Pig farmer: fixation is not a part of the future

With the new system the sow will be less stressed giving birth, because she can she her piglets, and protect them against "nature’s danger". (Photo: Aleksandra Fedorova/ Maria Runøe Møller)


If fixation of lactating sows got illegal tomorrow, the Danish pig farmer Niels Aage Arve would be prepared. 

By Maria Runøe Møller

The work on Niels Aage Arve’s new pig stable is in progress. Workmen are everywhere, hammering and bonding the different pieces together. Niels Aage Arve is exited. Not only because the stable is highly modern with floor heating and a new developed feeding system.

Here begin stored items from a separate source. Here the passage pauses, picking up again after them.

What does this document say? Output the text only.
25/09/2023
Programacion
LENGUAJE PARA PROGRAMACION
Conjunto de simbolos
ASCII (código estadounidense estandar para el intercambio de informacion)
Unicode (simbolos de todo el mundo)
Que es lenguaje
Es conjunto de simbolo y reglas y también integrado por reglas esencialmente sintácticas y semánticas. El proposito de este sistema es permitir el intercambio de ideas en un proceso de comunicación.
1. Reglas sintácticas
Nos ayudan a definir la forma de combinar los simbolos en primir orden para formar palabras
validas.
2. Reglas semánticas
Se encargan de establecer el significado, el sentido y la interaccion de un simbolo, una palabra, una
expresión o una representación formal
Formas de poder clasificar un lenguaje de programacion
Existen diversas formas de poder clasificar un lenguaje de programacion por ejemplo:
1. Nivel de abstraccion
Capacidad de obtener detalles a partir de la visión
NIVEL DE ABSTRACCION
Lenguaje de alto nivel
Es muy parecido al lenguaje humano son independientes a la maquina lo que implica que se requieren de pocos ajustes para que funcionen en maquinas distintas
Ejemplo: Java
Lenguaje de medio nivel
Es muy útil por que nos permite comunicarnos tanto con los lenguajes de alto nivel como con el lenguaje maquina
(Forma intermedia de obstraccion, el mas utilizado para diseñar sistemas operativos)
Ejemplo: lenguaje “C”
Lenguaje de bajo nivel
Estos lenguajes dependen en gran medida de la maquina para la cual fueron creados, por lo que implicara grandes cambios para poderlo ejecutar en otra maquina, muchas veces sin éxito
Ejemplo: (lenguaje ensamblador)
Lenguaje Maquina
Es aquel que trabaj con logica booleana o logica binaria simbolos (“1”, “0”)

But also because the stable will be build without fixation, which will give the lactating sows and their piglets a lot more space.

“A stable like this one should stand many years ahead, and I do not believe that fixation of lactating sows is a part of the future pig farming,” he says.

The new stable gives the lactating sows the possibility of building nests for their piglets and providing them the type of care that different politicians and NGO’s like “The Danish Animal Protection” are calling for.

Expensive investment
But it is not without worries that Niels Aage Arve looks at his new stable. Even though he is increasing his population of sows with 500 new ones, it is not enough to cover the expenses.

”It will cost me over three millions extra to remove fixation of lactating sows. It is very expensive. Luckily, I could loan most of the money in the bank,” he says.

Another problem is that loose sows will increase the number of dead piglets. In nature pigs often lies on top of their piglets by accident. Fixation has been  preventing that in the past. And even though Niels Aage Arve’s new stable is constructed to protect the piglets, it will still be a huge problem.

”Dead among piglets will  be my new big challenge.  The system is definitely better for the sows, because they can behave normally  around the birth, but sadly it will entail more dead piglets,” Niels Aage Arve says.

With the new stable system more piglets will die getting squashed by their mothers, but less by a complicating birth. (Photo: Aleksandra Fedorova/ Maria Runøe Møller)

A temptation for the consumer
The expenses will be gained through the consumer. Niels Aage Arve believes that he will be one step ahead of his competitors by offering the consumer good animal welfare.

“We are only a handful of farmers, who are installing this very system. I do believe that the consumers are willing to pay an added cost for the meat,” he says.

The stable system is developed by the Pig Research Center. It is considered as the most successful one so far. Research on stable systems without fixation  is far from done, and there is no guarantee that this one is an efficient alternative.